Thursday, May 3, 2012

Stop Worrying

I shall go to temple every week starting from today. And MUST pray every day and night.
I know it's kinda not-so-me. But...I'm really worried. I'm worried that if I can't think properly at that moment, I don't know what I'll do to myself. I know that, if I keep on praying, my prayers will be heard. Right, God? :(

I had bad dreams. And I am really afraid that things that I'm worrying is going to come. I really do not know what I should do and what I would do. Perhaps on that day, I might be going to Marina Bay or somewhere near Suntec where there is river. Wanted to go to the beach though, but...I don't know how. :'(
I don't think by that time I'll be worrying bout my safety any more. It's like I don't think I'll give a single f*** of it. So many things I can foresee what will happen  if 'it' happens. :'(

Although I'm really really worried, I know there will be miracles. I know there will be. Although it seems that I'm lying to myself and I'm just trying too hard to convince myself. There will be a miracle, If I keep on praying.
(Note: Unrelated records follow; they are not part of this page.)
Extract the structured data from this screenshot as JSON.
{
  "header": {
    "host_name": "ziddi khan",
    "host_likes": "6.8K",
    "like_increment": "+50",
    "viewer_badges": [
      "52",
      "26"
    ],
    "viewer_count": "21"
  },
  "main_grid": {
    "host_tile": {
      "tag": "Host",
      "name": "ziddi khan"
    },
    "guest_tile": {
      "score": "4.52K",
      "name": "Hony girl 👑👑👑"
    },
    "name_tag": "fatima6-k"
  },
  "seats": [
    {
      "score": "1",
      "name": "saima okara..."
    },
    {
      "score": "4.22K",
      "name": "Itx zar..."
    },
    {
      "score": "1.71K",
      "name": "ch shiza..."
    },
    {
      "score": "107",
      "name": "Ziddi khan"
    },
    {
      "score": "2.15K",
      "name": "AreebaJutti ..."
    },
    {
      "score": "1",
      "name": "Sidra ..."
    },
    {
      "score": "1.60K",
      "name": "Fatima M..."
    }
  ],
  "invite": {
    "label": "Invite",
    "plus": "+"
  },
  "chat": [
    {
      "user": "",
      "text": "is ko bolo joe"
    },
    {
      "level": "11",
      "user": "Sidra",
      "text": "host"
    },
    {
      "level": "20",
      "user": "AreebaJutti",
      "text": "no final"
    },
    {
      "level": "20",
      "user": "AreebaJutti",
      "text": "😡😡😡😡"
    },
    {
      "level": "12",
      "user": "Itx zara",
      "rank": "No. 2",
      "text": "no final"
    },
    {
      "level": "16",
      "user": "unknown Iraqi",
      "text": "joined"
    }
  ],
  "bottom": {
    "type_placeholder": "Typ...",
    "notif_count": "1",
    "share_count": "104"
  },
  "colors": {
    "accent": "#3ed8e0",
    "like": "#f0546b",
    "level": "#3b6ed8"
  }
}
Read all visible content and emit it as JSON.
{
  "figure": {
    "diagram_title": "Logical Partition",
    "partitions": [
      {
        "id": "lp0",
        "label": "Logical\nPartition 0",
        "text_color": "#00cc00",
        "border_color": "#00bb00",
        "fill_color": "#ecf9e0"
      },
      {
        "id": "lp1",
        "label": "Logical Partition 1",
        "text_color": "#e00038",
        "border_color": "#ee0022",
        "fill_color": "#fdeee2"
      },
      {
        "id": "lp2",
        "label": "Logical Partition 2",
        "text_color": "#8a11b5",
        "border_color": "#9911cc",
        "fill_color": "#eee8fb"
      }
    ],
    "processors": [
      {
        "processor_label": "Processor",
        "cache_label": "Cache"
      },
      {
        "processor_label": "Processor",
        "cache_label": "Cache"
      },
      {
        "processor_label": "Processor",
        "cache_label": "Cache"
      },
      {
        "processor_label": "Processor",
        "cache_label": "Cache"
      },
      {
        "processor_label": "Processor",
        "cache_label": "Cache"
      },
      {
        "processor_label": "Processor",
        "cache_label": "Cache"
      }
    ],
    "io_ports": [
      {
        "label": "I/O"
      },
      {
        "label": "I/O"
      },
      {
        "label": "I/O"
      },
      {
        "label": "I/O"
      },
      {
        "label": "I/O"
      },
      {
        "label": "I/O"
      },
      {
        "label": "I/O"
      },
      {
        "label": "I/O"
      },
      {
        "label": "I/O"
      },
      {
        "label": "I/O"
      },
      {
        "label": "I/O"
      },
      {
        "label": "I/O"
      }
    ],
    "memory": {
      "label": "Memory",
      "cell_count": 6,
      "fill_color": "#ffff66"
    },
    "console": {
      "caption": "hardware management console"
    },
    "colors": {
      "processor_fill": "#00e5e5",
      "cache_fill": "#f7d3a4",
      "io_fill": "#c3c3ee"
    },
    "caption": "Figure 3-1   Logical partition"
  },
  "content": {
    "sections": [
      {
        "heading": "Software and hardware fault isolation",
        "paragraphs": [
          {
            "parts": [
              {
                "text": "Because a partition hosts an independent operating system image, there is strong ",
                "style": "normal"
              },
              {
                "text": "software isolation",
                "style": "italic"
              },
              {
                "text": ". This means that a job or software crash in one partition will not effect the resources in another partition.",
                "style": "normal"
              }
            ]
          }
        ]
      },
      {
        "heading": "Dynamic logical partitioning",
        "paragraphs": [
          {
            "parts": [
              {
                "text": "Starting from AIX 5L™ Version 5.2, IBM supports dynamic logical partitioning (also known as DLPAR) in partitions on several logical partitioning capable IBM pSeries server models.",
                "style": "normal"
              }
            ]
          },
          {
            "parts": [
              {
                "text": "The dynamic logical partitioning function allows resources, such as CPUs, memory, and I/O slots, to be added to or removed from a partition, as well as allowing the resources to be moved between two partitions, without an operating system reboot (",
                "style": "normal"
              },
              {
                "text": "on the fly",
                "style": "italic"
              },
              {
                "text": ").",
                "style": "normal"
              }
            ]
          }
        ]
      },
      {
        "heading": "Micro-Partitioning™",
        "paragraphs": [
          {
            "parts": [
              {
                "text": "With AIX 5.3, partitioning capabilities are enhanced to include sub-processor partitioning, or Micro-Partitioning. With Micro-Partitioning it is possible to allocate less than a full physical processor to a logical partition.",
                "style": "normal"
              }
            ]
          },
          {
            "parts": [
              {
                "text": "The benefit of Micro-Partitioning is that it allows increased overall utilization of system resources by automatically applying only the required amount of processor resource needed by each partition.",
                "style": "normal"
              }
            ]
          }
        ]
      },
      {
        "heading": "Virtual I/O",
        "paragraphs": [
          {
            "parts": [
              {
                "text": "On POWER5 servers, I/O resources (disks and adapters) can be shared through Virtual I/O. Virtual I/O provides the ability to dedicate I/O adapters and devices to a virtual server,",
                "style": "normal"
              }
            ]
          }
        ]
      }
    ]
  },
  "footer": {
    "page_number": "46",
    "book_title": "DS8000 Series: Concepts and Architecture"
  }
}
I just have to pray.

HAVE FAITH IN GOD, SHER LYN.
YOU KNOW YOU'VE DONE YOUR BEST YOU CAN. NOW, YOU JUST HAVE TO LEAVE THE REST TO GOD AND HAVE FAITH IN HIM.

1 comment:

  1. Wishing you all the best!

    "When one door closes another door opens; but we often look so long and so regretfully upon the closed door, that we do not see the ones which open for us."